Web Info & Tutorials

Isomorphic has made a leap of faith to a new opensource business model today. They have freed up their SmartClient Ajax platform by releasing it under the LGPL license.

The piece that has been opensourced "includes the typical set of Ajax UI components that are now available from several vendors, but goes beyond the standard offering with support for very large datasets, metadata management, advanced skinning and branding, WSDL/SOA binding, and many other features

Extensions to SmartClient LGPL, including the SmartClient Java Server, the SmartClient Visual Builder tool, and several industry-specific optional modules, continue to be available for purchase."

You build UI's using a declarative markup such as:

And in JavaScript:

It is interesting to see that the market almost seems to require that you are opensource, else the barrier to playing around is too high.

Douglas Crockford really wants to make JavaScript safe and you can tell that he is frustrated in his new post on No Script:

I like JavaScript. The language's design got a lot of things right. But it also got a lot of things wrong. Most of those wrong things are just annoyances. A lot of them can be avoided.

There is one problem in JavaScript that is bigger than all of the others put together: The Global Object. All compilation units are thrown into a shared global container. This gives each unit full access to all of the other units. All units get exactly the same rights and privileges. This turns out to be a huge mistake. It is the root cause of most of the security problems in the browser.

If evil script gets onto a page from a good site, the evil script can access the server and there is no way that the server can see that it is talking to an evil script. The script also gets control of the screen, and the user is also unaware of that. This is known as the XSS attack.

If you happen to land on an evil page, script on that page can access servers that you have visited (such as your bank's website), and again, the server cannot tell that it is talking to an evil script. This is known as the XSRF attack.

Fortunately, there is an extension to Firefox that can significantly reduce the dangers and annoyances to you. It is called No Script. No Script lets you set policies on what scripts you want to run. It can block scripts from evil sites. It can frustrate some XSS attacks. It can also frustrate some phishing exploits.

It creates an (S) icon on the bottom bar that gives you access to an easy-to-use policy editor. You must explicitly authorize scripts for each of the sites you usually visit. You can grant temporary authorization for sites you visit once. You might think that you would have to spend a lot of time managing the policy, but surprisingly, you don't.

In the long term, I want to replace JavaScript and the DOM with a smarter, safer design. In the medium term, I want to use something like Google Gears to give us vats with which we can have safe mashups. But in the short term, I recommend that you be using Firefox with No Script.

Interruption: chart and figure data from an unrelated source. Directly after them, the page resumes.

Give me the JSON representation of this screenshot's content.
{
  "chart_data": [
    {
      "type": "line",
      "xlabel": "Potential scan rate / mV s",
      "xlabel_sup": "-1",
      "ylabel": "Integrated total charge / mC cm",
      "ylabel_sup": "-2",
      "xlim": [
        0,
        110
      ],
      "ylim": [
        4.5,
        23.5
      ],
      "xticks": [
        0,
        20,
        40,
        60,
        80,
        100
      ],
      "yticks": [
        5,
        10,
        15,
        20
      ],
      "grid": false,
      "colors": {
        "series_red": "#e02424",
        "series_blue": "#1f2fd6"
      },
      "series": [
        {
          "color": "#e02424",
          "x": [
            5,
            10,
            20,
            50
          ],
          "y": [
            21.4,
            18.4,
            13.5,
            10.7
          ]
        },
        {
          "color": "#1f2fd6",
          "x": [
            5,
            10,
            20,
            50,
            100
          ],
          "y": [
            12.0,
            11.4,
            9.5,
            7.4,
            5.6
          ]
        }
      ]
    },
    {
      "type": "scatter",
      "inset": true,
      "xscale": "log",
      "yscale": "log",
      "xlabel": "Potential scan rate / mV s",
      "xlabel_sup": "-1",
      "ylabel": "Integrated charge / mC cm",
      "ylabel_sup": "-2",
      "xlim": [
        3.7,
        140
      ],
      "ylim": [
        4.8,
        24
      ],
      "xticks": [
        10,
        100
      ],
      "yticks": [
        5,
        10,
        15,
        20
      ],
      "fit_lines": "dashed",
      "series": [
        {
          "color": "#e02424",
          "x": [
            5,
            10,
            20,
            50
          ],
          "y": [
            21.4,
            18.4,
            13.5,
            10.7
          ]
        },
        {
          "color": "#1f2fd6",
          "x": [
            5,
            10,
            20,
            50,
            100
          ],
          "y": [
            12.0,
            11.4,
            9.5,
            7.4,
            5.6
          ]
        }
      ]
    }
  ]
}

Until we get things right, it seems to be the best we can do.

Hot on the heels of the triple-threat Prototype news blast from yesterday comes more big news. Juriy Zaytsev & Maxim Chernyak officially launched Scripteka.com, the Prototype extensions repository and library. The intention is to provide a central place to organize plugins for the Prototype community.

With Scripteka you can:

• View an extensive library of useful (or useless) prototype based extensions
• Rate and use rating to find the coolest scripts out there
• Submit your own creations and get community feedback
• Subscribe to the newest additions to the library

From my discussion with Juriy over IM, he was extremely excited about all of the new Prototype news and felt this was a natural extension to the library:

This is what prototype community have been waiting for for a long time, to have all scripts in one place

The site also features a list of the latest submissions as well as the most popular extensions on the site.

We discussed the Gmail facelift (or is it a backlift?) terminal week. Subtle features hit been noticed, and digit is specially modify for proficient users.

There hit ever been whatever Greasemonkey scripts to draw your Gmail experience. You pay a aggregation of instance in email, so it makes significance that you would poverty to behave your world. It is strange that the Web has a artefact to do that. Google employs the Greasemonkey author, the communicator of digit Greasemonkey books, and the communicator who place in whatever of the most widely utilised userscripts, so it exclusive makes significance that we would place in whatever try here. The try shows in an experimental API to earmark for cushy monkeying around.

Basically, you crapper programatically alluviation up a supporter goal that gives you pleasant manus into the Gmail API. The mass playscript demonstrates how to alluviation and meaning the gmonkey bindings. It power add a nav incase to Gmail that updates with the the underway analyse type:

This is a pleasant ornament that I wish another sites start into. Not exclusive gift APIs to their place in tralatitious forms, but also letting the experts draw their commodity via gmonkey objects.